Un millionnaire acheta du pain pour une fille, sans savoir qui elle était… Mais quand il aperçut la bague…
La pluie tombait sur San Miguel de Allende. Depuis sa camionnette noire, Diego Salazar observait l’eau glisser sur les pavés.
À trente-six ans, il avait bâti un empire technologique, mais il portait depuis seize ans la même ombre : celle de la perte de l’irréparable.

Un feu rouge. Une jeune fille, pieds nus et trempée, avançait avec un panier couvert. Diego lui fit signe de s’arrêter et descendit sous la pluie.
— Vous vendez du pain ? demanda-t-il.
Elle acquiesça, montrant des coquillages et des petits pains encore tièdes. Puis Diego aperçut sa main : un anneau en argent serti d’un topaze bleu, unique et inoubliable.
Son anneau. Celui qu’il avait offert à Ximena, son amour perdu, disparue seize ans auparavant, enceinte, et dont il avait relu la lettre jusqu’à ce qu’elle ait presque le goût du sang.
— Comment t’appelles-tu ? demanda-t-il, la voix tremblante. — Cecilia… monsieur, répondit-elle doucement.
Cecilia, le nom qu’Ximena avait choisi pour sa fille. Diego acheta tout le panier sans hésiter et lui donna son numéro.
Il la regarda s’éloigner pieds nus, le cœur battant comme un animal sauvage. Cette nuit-là, seul, il ouvrit la lettre jaunie d’Ximena, dont l’écriture lui brûlait encore les yeux.
Ximena avait disparu seize ans auparavant, laissant Diego avec une grossesse secrète et des lettres pleines de peur.
Il ne s’était jamais marié ni aimé personne d’autre. Et maintenant, sa fille Cecilia apparaissait, vendant du pain sous la pluie, avec l’anneau qu’il avait offert à Ximena.
Diego la chercha discrètement. Cecilia vivait avec sa mère malade dans une modeste demeure.

Lorsqu’il se présenta, elle le reconnut immédiatement. Bientôt, Ximena apparut, plus mince, marquée par les années et la maladie.
La confrontation fut difficile : peur, distance et un cancer avancé qu’Ximena avait caché pour les protéger. Diego s’agenouilla devant elle, prit ses mains et promit de veiller sur elles.
Il fit tout pour qu’elle reçoive un traitement et passa du temps avec Cecilia, découvrant son intelligence, sa tendresse et son courage.
Des mois de lutte, de rechutes et de petites victoires les rapprochèrent, formant enfin une famille unie. Finalement, la tumeur d’Ximena commença à reculer.

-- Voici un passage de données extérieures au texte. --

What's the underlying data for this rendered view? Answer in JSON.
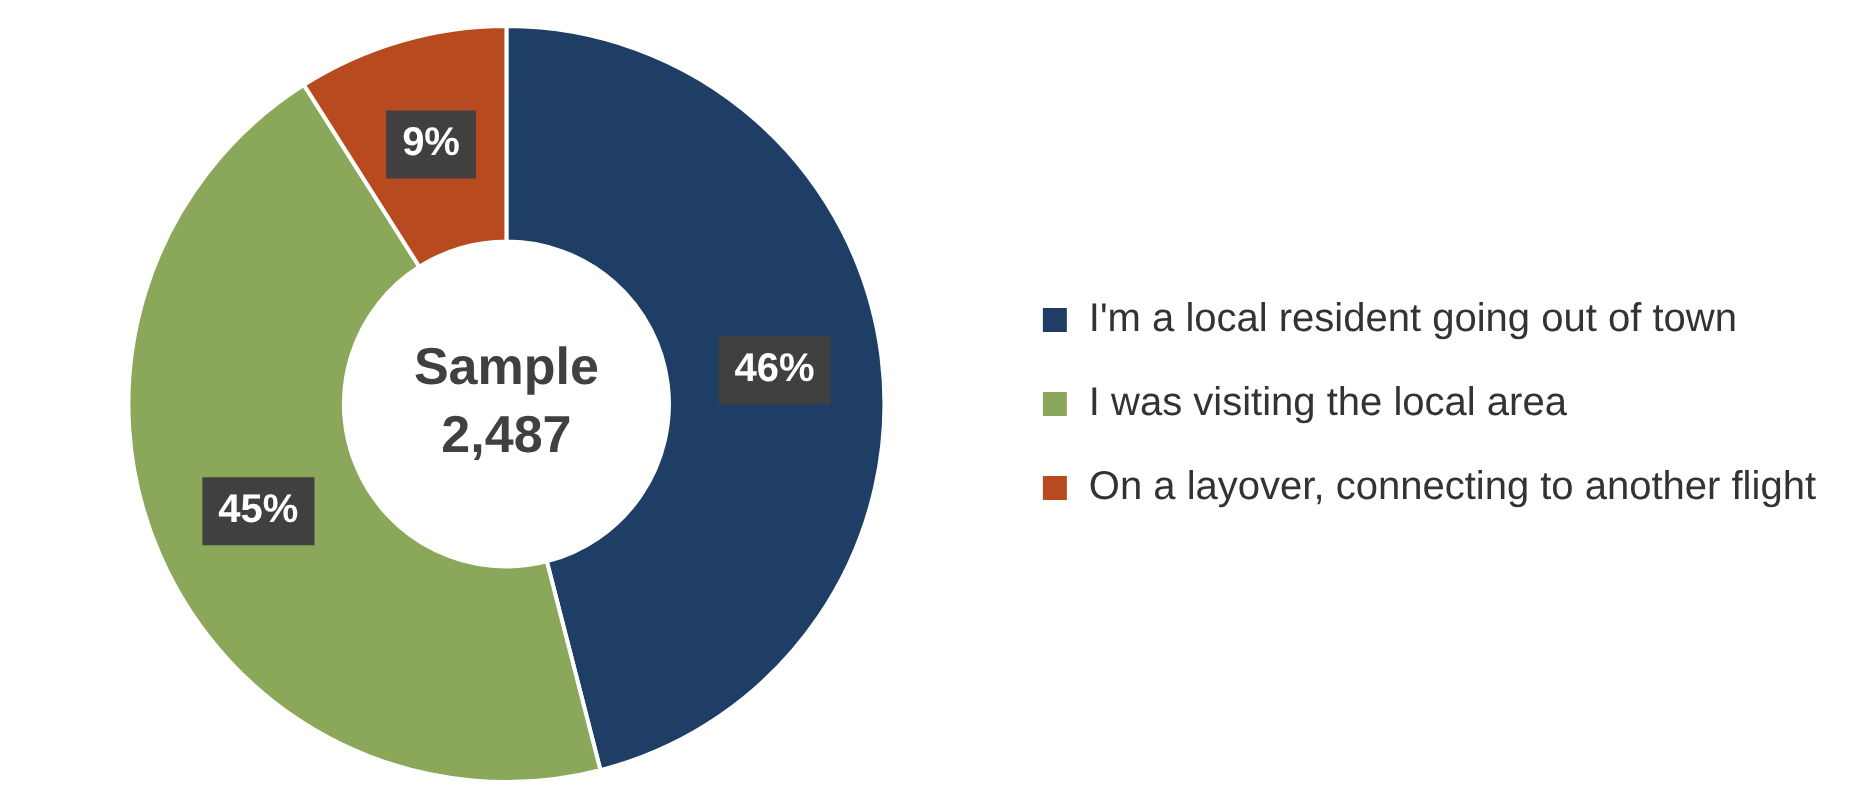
{
  "chart_data": {
    "type": "donut",
    "categories": [
      "I'm a local resident going out of town",
      "I was visiting the local area",
      "On a layover, connecting to another flight"
    ],
    "values": [
      46,
      45,
      9
    ],
    "colors": [
      "#1f3e66",
      "#8aa75a",
      "#b84a1f"
    ],
    "value_labels": [
      "46%",
      "45%",
      "9%"
    ],
    "annotations": [
      "Sample",
      "2,487"
    ],
    "legend": "right"
  }
}
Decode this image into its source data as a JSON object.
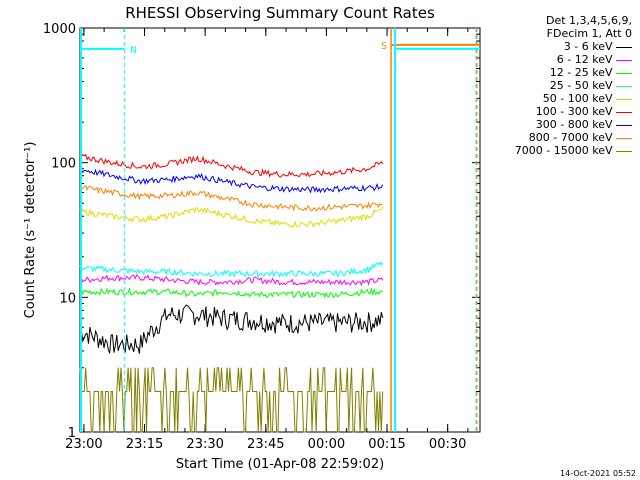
{
  "chart_data": {
    "type": "line",
    "title": "RHESSI Observing Summary Count Rates",
    "xlabel": "Start Time (01-Apr-08 22:59:02)",
    "ylabel": "Count Rate (s⁻¹ detector⁻¹)",
    "yscale": "log",
    "ylim": [
      1,
      1000
    ],
    "xlim": [
      "22:59:02",
      "00:38:00"
    ],
    "x_ticks": [
      "23:00",
      "23:15",
      "23:30",
      "23:45",
      "00:00",
      "00:15",
      "00:30"
    ],
    "y_ticks": [
      "1",
      "10",
      "100",
      "1000"
    ],
    "legend_header": [
      "Det 1,3,4,5,6,9,",
      "FDecim 1, Att 0"
    ],
    "series": [
      {
        "name": "3 - 6 keV",
        "color": "#000000",
        "values": [
          5.5,
          4.5,
          4.5,
          7.5,
          7.5,
          7.0,
          6.8,
          6.5,
          6.5,
          6.5,
          6.6,
          6.8
        ]
      },
      {
        "name": "6 - 12 keV",
        "color": "#ff00ff",
        "values": [
          13.5,
          14.0,
          14.0,
          13.5,
          13.0,
          13.0,
          13.5,
          13.0,
          13.0,
          13.0,
          13.0,
          13.5
        ]
      },
      {
        "name": "12 - 25 keV",
        "color": "#00ff00",
        "values": [
          11.0,
          11.0,
          11.0,
          11.0,
          10.5,
          11.0,
          10.5,
          10.5,
          10.5,
          10.5,
          11.0,
          11.0
        ]
      },
      {
        "name": "25 - 50 keV",
        "color": "#00ffff",
        "values": [
          16.5,
          16.0,
          15.5,
          15.5,
          15.0,
          15.0,
          15.0,
          15.0,
          15.0,
          15.0,
          16.0,
          18.0
        ]
      },
      {
        "name": "50 - 100 keV",
        "color": "#dddd00",
        "values": [
          43,
          40,
          38,
          40,
          45,
          41,
          37,
          35,
          35,
          37,
          40,
          45
        ]
      },
      {
        "name": "100 - 300 keV",
        "color": "#ff0000",
        "values": [
          110,
          100,
          93,
          98,
          108,
          95,
          85,
          82,
          82,
          85,
          90,
          100
        ]
      },
      {
        "name": "300 - 800 keV",
        "color": "#0000ff",
        "values": [
          88,
          80,
          73,
          75,
          80,
          72,
          66,
          64,
          63,
          64,
          65,
          66
        ]
      },
      {
        "name": "800 - 7000 keV",
        "color": "#ff8000",
        "values": [
          65,
          60,
          56,
          57,
          60,
          54,
          49,
          47,
          46,
          47,
          48,
          50
        ]
      },
      {
        "name": "7000 - 15000 keV",
        "color": "#808000",
        "values": [
          2.0,
          2.0,
          2.2,
          2.5,
          2.5,
          2.2,
          2.0,
          2.0,
          2.2,
          2.2,
          2.4,
          2.5
        ]
      }
    ],
    "x": [
      "23:00",
      "23:07",
      "23:14",
      "23:21",
      "23:28",
      "23:35",
      "23:42",
      "23:49",
      "23:56",
      "00:03",
      "00:10",
      "00:14"
    ],
    "annotations": [
      {
        "label": "N",
        "color": "#00ffff",
        "text": "night (eclipse) interval marker"
      },
      {
        "label": "S",
        "color": "#ff8000",
        "text": "SAA interval marker"
      }
    ],
    "timestamp": "14-Oct-2021 05:52"
  }
}
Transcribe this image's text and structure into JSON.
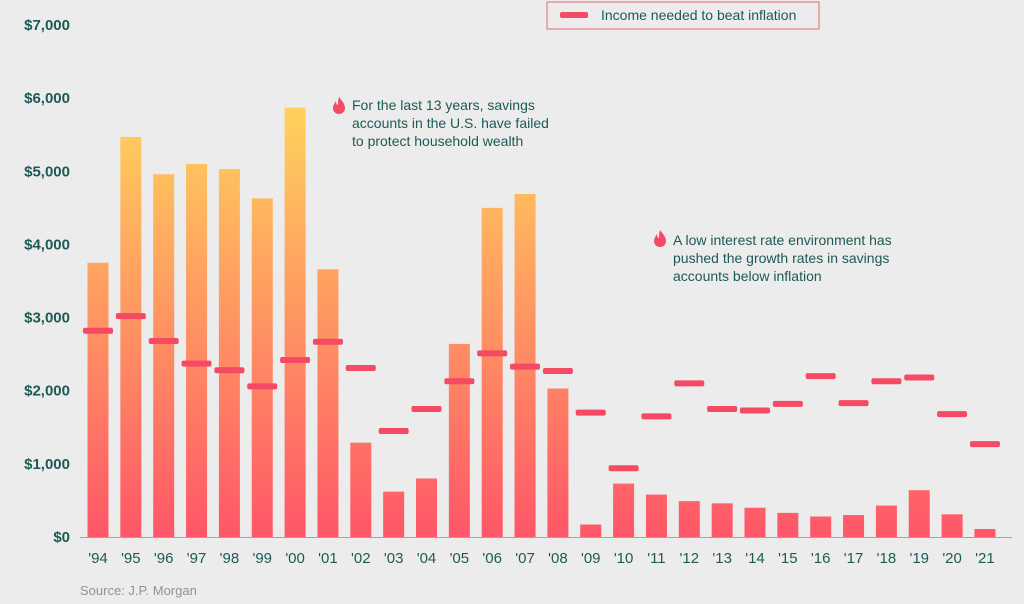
{
  "chart_data": {
    "type": "bar",
    "categories": [
      "'94",
      "'95",
      "'96",
      "'97",
      "'98",
      "'99",
      "'00",
      "'01",
      "'02",
      "'03",
      "'04",
      "'05",
      "'06",
      "'07",
      "'08",
      "'09",
      "'10",
      "'11",
      "'12",
      "'13",
      "'14",
      "'15",
      "'16",
      "'17",
      "'18",
      "'19",
      "'20",
      "'21"
    ],
    "series": [
      {
        "name": "",
        "type": "bar",
        "values": [
          3750,
          5470,
          4960,
          5100,
          5030,
          4630,
          5870,
          3660,
          1290,
          620,
          800,
          2640,
          4500,
          4690,
          2030,
          170,
          730,
          580,
          490,
          460,
          400,
          330,
          280,
          300,
          430,
          640,
          310,
          110
        ]
      },
      {
        "name": "Income needed to beat inflation",
        "type": "marker",
        "values": [
          2820,
          3020,
          2680,
          2370,
          2280,
          2060,
          2420,
          2670,
          2310,
          1450,
          1750,
          2130,
          2510,
          2330,
          2270,
          1700,
          940,
          1650,
          2100,
          1750,
          1730,
          1820,
          2200,
          1830,
          2130,
          2180,
          1680,
          1270
        ]
      }
    ],
    "ylim": [
      0,
      7000
    ],
    "yticks": [
      "$0",
      "$1,000",
      "$2,000",
      "$3,000",
      "$4,000",
      "$5,000",
      "$6,000",
      "$7,000"
    ],
    "colors": {
      "bar_top": "#ffd35c",
      "bar_bottom": "#ff5668",
      "marker": "#f44a63",
      "text": "#1d5a55",
      "legend_border": "#f07a86"
    },
    "legend": {
      "label": "Income needed to beat inflation",
      "position": "top-center"
    },
    "annotations": [
      {
        "icon": "flame-icon",
        "lines": [
          "For the last 13 years, savings",
          "accounts in the U.S. have failed",
          "to protect household wealth"
        ]
      },
      {
        "icon": "flame-icon",
        "lines": [
          "A low interest rate environment has",
          "pushed the growth rates in savings",
          "accounts below inflation"
        ]
      }
    ],
    "source": "Source: J.P. Morgan"
  }
}
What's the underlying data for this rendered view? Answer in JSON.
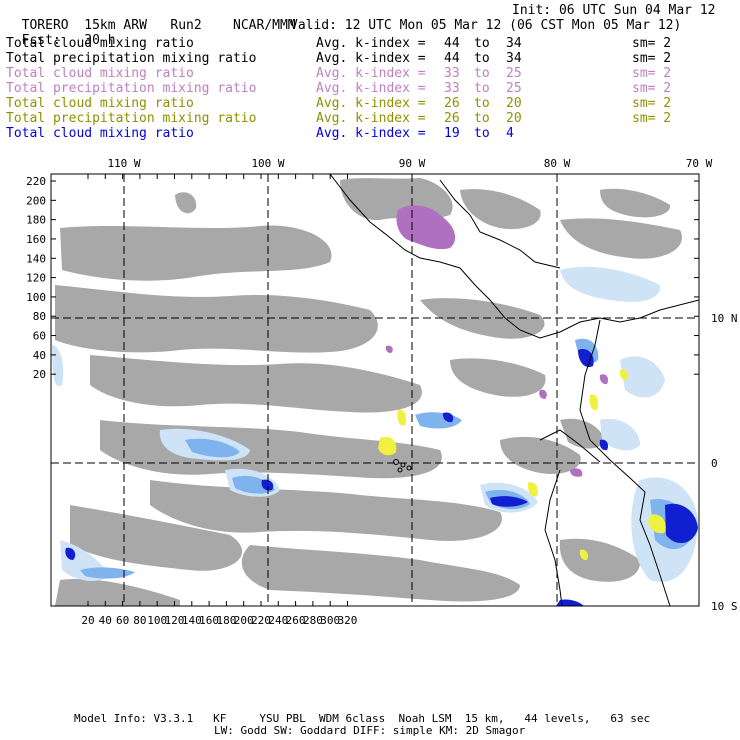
{
  "header": {
    "model": "TORERO",
    "resolution": "15km ARW",
    "run": "Run2",
    "org": "NCAR/MMM",
    "init": "Init: 06 UTC Sun 04 Mar 12",
    "fcst_label": "Fcst:",
    "fcst_value": "30 h",
    "valid": "Valid: 12 UTC Mon 05 Mar 12 (06 CST Mon 05 Mar 12)"
  },
  "legend": [
    {
      "field": "Total cloud mixing ratio",
      "avg": "Avg. k-index =",
      "from": "44",
      "to_word": "to",
      "to": "34",
      "sm": "sm= 2",
      "color": "#000000"
    },
    {
      "field": "Total precipitation mixing ratio",
      "avg": "Avg. k-index =",
      "from": "44",
      "to_word": "to",
      "to": "34",
      "sm": "sm= 2",
      "color": "#000000"
    },
    {
      "field": "Total cloud mixing ratio",
      "avg": "Avg. k-index =",
      "from": "33",
      "to_word": "to",
      "to": "25",
      "sm": "sm= 2",
      "color": "#c080c0"
    },
    {
      "field": "Total precipitation mixing ratio",
      "avg": "Avg. k-index =",
      "from": "33",
      "to_word": "to",
      "to": "25",
      "sm": "sm= 2",
      "color": "#c080c0"
    },
    {
      "field": "Total cloud mixing ratio",
      "avg": "Avg. k-index =",
      "from": "26",
      "to_word": "to",
      "to": "20",
      "sm": "sm= 2",
      "color": "#909000"
    },
    {
      "field": "Total precipitation mixing ratio",
      "avg": "Avg. k-index =",
      "from": "26",
      "to_word": "to",
      "to": "20",
      "sm": "sm= 2",
      "color": "#909000"
    },
    {
      "field": "Total cloud mixing ratio",
      "avg": "Avg. k-index =",
      "from": "19",
      "to_word": "to",
      "to": "4",
      "sm": "",
      "color": "#0000e0"
    }
  ],
  "map": {
    "lon_labels": [
      "110 W",
      "100 W",
      "90 W",
      "80 W",
      "70 W"
    ],
    "lat_labels": [
      "10 N",
      "0",
      "10 S"
    ],
    "y_ticks": [
      "220",
      "200",
      "180",
      "160",
      "140",
      "120",
      "100",
      "80",
      "60",
      "40",
      "20"
    ],
    "x_ticks": [
      "20",
      "40",
      "60",
      "80",
      "100",
      "120",
      "140",
      "160",
      "180",
      "200",
      "220",
      "240",
      "260",
      "280",
      "300",
      "320"
    ],
    "colors": {
      "cloud_gray": "#a8a8a8",
      "light_blue": "#cfe3f7",
      "mid_blue": "#7fb3ee",
      "dark_blue": "#1020d0",
      "purple": "#b070c0",
      "yellow": "#f0f040"
    }
  },
  "footer": {
    "line1": "Model Info: V3.3.1   KF     YSU PBL  WDM 6class  Noah LSM  15 km,   44 levels,   63 sec",
    "line2": "LW: Godd SW: Goddard DIFF: simple KM: 2D Smagor"
  }
}
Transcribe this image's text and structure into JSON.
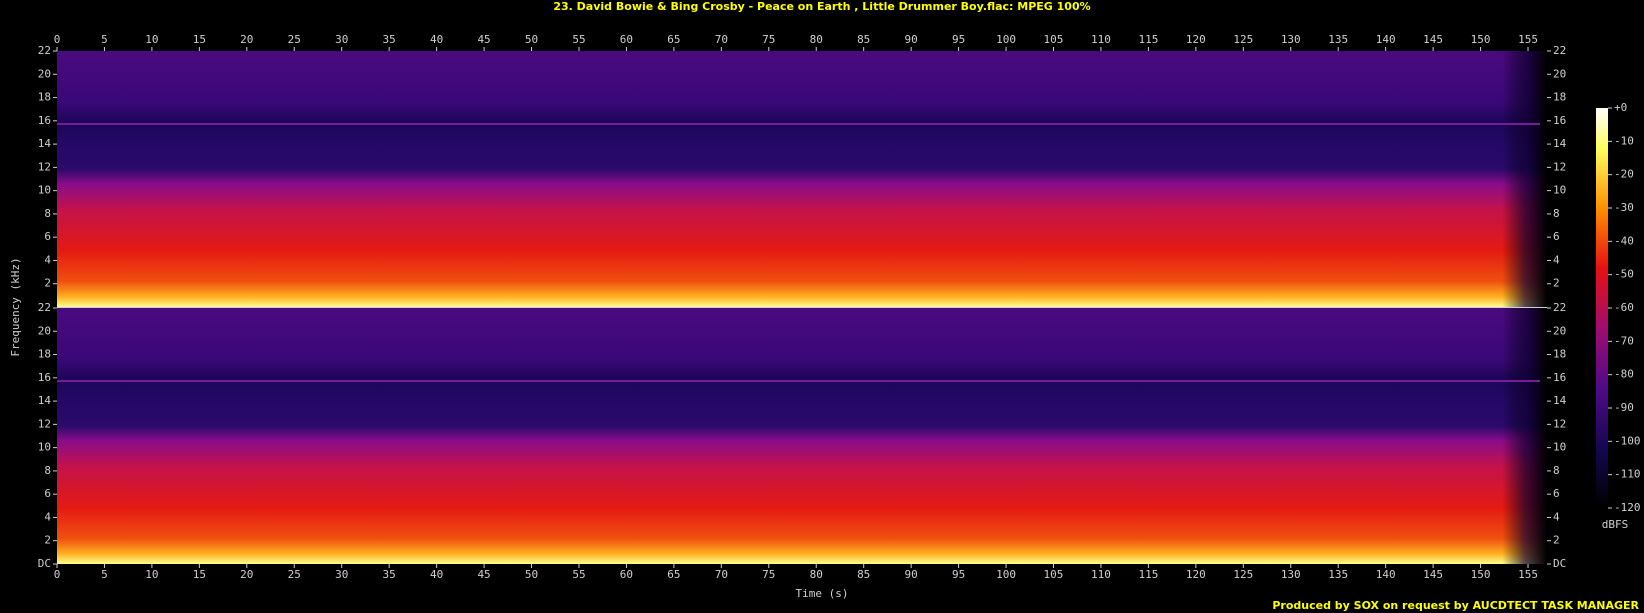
{
  "chart_data": {
    "type": "spectrogram",
    "title": "23. David Bowie & Bing Crosby - Peace on Earth , Little Drummer Boy.flac: MPEG 100%",
    "xlabel": "Time (s)",
    "ylabel": "Frequency (kHz)",
    "xlim": [
      0,
      157
    ],
    "xticks": [
      0,
      5,
      10,
      15,
      20,
      25,
      30,
      35,
      40,
      45,
      50,
      55,
      60,
      65,
      70,
      75,
      80,
      85,
      90,
      95,
      100,
      105,
      110,
      115,
      120,
      125,
      130,
      135,
      140,
      145,
      150,
      155
    ],
    "ylim": [
      0,
      22
    ],
    "yticks": [
      {
        "value": 0,
        "label": "DC"
      },
      2,
      4,
      6,
      8,
      10,
      12,
      14,
      16,
      18,
      20,
      22
    ],
    "colorbar": {
      "label": "dBFS",
      "lim": [
        -120,
        0
      ],
      "ticks": [
        {
          "value": 0,
          "label": "+0"
        },
        -10,
        -20,
        -30,
        -40,
        -50,
        -60,
        -70,
        -80,
        -90,
        -100,
        -110,
        -120
      ]
    },
    "footer": "Produced by SOX on request by AUCDTECT TASK MANAGER"
  }
}
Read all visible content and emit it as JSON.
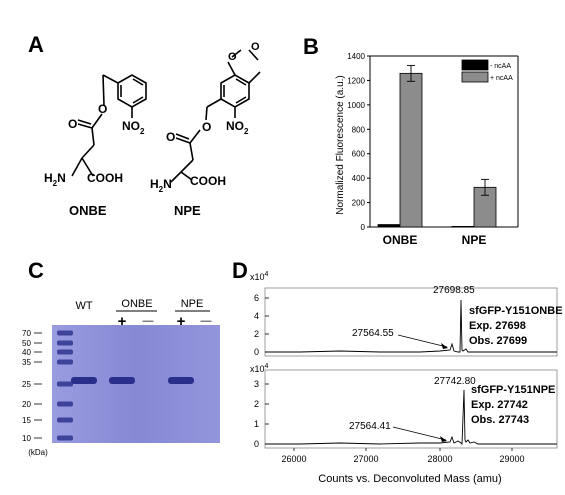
{
  "panels": {
    "a": "A",
    "b": "B",
    "c": "C",
    "d": "D"
  },
  "structures": {
    "left": {
      "name": "ONBE",
      "substituent": "NO",
      "sub2": "2",
      "amine": "H",
      "amine_sub": "2",
      "amine_n": "N",
      "acid": "COOH"
    },
    "right": {
      "name": "NPE",
      "substituent": "NO",
      "sub2": "2",
      "amine": "H",
      "amine_sub": "2",
      "amine_n": "N",
      "acid": "COOH"
    }
  },
  "chart_data": {
    "type": "bar",
    "categories": [
      "ONBE",
      "NPE"
    ],
    "series": [
      {
        "name": "- ncAA",
        "values": [
          20,
          5
        ],
        "color": "#000000"
      },
      {
        "name": "+ ncAA",
        "values": [
          1258,
          325
        ],
        "errors": [
          65,
          65
        ],
        "color": "#8c8c8c"
      }
    ],
    "ylabel": "Normalized Fluorescence (a.u.)",
    "ylim": [
      0,
      1400
    ],
    "yticks": [
      0,
      200,
      400,
      600,
      800,
      1000,
      1200,
      1400
    ],
    "legend": "top-right",
    "grid": false
  },
  "gel": {
    "lanes": [
      "WT",
      "ONBE",
      "NPE"
    ],
    "plus": "+",
    "minus": "—",
    "ladder": [
      "70",
      "50",
      "40",
      "35",
      "25",
      "20",
      "15",
      "10"
    ],
    "unit": "(kDa)",
    "band_present": [
      true,
      true,
      false,
      true,
      false
    ]
  },
  "mass_spec": {
    "multiplier": "x10",
    "exponent": "4",
    "xlabel": "Counts vs. Deconvoluted Mass (amu)",
    "xticks": [
      "26000",
      "27000",
      "28000",
      "29000"
    ],
    "top": {
      "yticks": [
        "0",
        "2",
        "4",
        "6"
      ],
      "peak_major": "27698.85",
      "peak_minor": "27564.55",
      "title": "sfGFP-Y151ONBE",
      "expected": "Exp. 27698",
      "observed": "Obs. 27699"
    },
    "bottom": {
      "yticks": [
        "0",
        "1",
        "2",
        "3"
      ],
      "peak_major": "27742.80",
      "peak_minor": "27564.41",
      "title": "sfGFP-Y151NPE",
      "expected": "Exp. 27742",
      "observed": "Obs. 27743"
    }
  }
}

Diego lui demanda sa main à l’hôpital ; Ximena souhaita que l’anneau en argent soit porté par Cecilia.
Ils se marièrent lors d’une cérémonie simple, avec Cecilia comme demoiselle d’honneur.
Enfin, la famille brisée retrouva son unité. Diego embrassa Ximena et lui murmura : — Éternellement.
— Ça a toujours été éternel, répondit-elle en souriant. Après sa sortie de l’hôpital, ils déménagèrent dans une maison face à la mer à Nayarit.
Cecilia avait sa chambre avec vue sur l’eau et une bourse, et Diego apprit à apprécier la simplicité : les accompagner, les écouter, être présent.
Un après-midi, regardant le coucher du soleil, Ximena dit : — Si tu ne t’étais pas arrêté de ta voiture…
— Nous nous serions trouvés de toute façon, répondit Diego. Cecilia courait sur la plage, l’anneau brillant à sa main, et Diego sut enfin qu’il était vraiment chez lui.